Commercial banks still remain the largest segment of the Latvian financial and capital market by assets, but their share has been decreasing as the regulator has been following a strict risk-reducing approach to bank supervision already since 2016, the Financial and Capital Market Commission (FCMC) says in its report.

The Latvian banking sector kept contracting also in 2018, with the share of its assets in the entire financial sector declining to 79 percent from 84 percent in 2017, the regulator informed.

The Latvian banks' future is an entirely different client profile, which is why we no longer divide the banks into those serving domestic clients and those catering to foreign clients, because now they all focus primarily on the Latvian market and then on the European Economic Area and the Organization for Economic Cooperation and Development (OECD) member states, the FCMC said.

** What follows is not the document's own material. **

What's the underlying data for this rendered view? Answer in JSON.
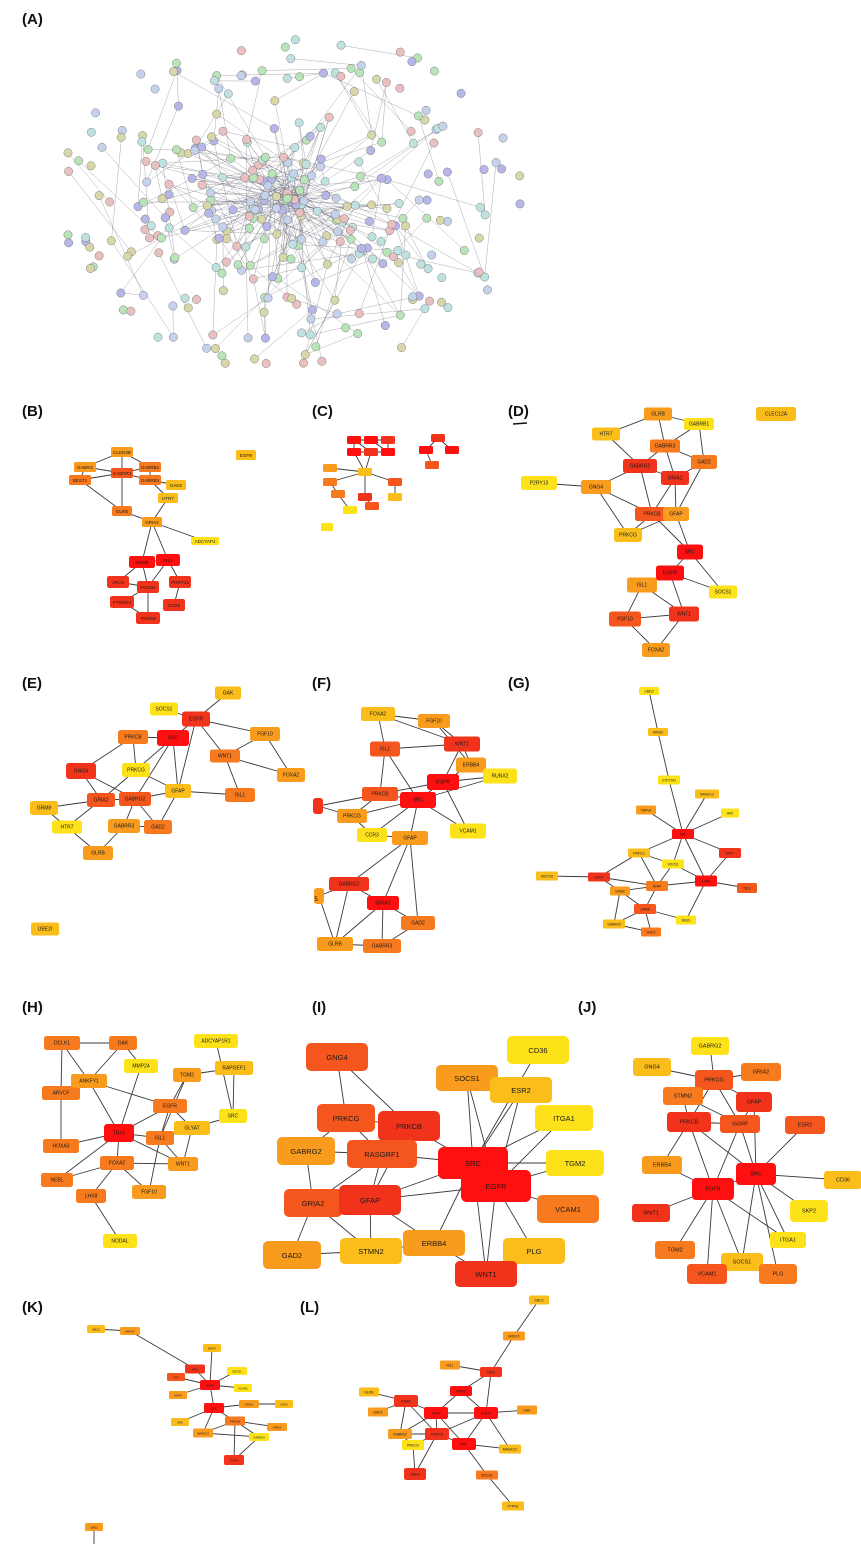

Last summer, all Latvian banks stopped servicing the so-called shell corporations in a matter of months, as such business is now banned in Latvia.

Around 10 billion euros (11.3 billion U.S. dollars) have flow away from the Latvian financial sector in the past three years, but we have significantly reduced the business of risky transactions and freed our financial system and also country of unnecessary reputational risks, the regulator indicated.

With domestic and EU money now dominating Latvia's bank deposits, the share of these deposits has grown to 91 percent, according to the regulator's report.